The Longhorns fumbled a play in the opening minutes of the game, leading to a USC recovery and touchdown. In the second quarter, Bush ran for 37 yards on a pass play but then threw a desperate lateral pass to a teammate while being tackled. He fumbled, and Texas recovered the ball. The possession ended in a field goal, cutting USC’s lead to four points. The Longhorns scored two touchdowns in the quarter, helped out by a Leinart interception, and by halftime had built a 16-10 lead. The lead changed hands three times in the third quarter, and on the first play of the fourth, with USC up 24-23, Texas kicker David Pino missed a field goal attempt that would have put his team ahead by two. Two USC touchdowns (and a Texas field goal) gave the Trojans their biggest lead of the night, 38-26, with 6:42 left in the game.

The next Texas drive was all Young, as he took just 2:39 to go 69 yards, rushing for 25 of those, including a 17-yard touchdown run, and completing five passes. A Pino extra point put the Longhorns within five points of the Trojans, with 3:58 to play. On his team’s next possession, on fourth-and-2 at the Texas 45-yard line, USC Coach Pete Carroll made a risky decision: Instead of going for the field goal, he told his team to run for the touchdown. White was only able to gain a yard, however, and Texas got the ball back with 2:09 left. Faced with a third-and-12, Texas got a first down with the help of a Trojans face-mask penalty, setting up Young’s game-winning eight-yard touchdown run on fourth down, with 19 seconds left to play.

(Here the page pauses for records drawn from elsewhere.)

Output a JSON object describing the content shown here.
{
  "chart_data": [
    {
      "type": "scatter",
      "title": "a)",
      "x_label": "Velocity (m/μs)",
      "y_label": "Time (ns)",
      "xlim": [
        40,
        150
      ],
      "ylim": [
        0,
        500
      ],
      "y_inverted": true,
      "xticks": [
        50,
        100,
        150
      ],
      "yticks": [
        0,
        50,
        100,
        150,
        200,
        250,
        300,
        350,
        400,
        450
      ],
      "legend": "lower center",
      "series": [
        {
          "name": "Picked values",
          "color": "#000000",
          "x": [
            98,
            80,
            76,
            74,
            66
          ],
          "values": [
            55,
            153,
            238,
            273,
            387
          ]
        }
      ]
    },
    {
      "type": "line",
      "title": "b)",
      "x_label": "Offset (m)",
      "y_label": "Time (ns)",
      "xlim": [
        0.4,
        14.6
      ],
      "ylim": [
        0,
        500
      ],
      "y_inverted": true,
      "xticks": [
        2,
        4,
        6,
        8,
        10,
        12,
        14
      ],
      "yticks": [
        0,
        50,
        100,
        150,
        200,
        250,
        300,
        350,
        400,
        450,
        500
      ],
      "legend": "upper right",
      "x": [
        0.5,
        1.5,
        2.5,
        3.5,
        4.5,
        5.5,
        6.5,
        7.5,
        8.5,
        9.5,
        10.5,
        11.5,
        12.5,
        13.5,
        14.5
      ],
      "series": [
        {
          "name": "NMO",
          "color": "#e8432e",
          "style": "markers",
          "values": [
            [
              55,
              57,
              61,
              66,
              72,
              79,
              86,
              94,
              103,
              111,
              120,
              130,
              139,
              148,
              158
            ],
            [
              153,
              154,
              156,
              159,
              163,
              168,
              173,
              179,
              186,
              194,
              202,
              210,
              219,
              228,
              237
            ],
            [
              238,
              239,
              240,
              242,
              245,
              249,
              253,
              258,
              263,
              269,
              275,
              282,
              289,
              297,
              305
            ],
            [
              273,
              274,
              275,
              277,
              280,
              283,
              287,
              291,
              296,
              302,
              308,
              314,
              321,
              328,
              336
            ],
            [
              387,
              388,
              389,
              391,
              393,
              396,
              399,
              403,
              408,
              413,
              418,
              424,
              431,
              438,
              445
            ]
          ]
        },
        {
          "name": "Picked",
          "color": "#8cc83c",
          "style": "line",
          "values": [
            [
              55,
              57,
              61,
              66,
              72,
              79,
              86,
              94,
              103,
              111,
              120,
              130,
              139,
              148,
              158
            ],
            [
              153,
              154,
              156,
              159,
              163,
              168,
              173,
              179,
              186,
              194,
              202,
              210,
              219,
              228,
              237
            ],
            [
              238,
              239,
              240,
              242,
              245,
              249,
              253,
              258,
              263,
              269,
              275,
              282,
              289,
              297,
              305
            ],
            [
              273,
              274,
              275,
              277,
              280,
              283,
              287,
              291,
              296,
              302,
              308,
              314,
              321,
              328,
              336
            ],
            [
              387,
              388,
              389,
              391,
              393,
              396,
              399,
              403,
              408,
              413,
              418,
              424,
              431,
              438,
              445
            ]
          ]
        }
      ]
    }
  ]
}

As Texas celebrated their come-from-behind 41-38 win, Young (who had finished second to Bush in the 2005 Heisman voting) was named MVP of the game, having completed 30 of 40 passes (75 percent) for a total of 267 yards. He also rushed 19 times for 200 yards, scoring three touchdowns and a two-point conversion. After deciding to forgo his last year of college eligibility, Young was selected by the Tennessee Titans as the No. 3 overall draft pick in the 2006 National Football League (NFL) draft.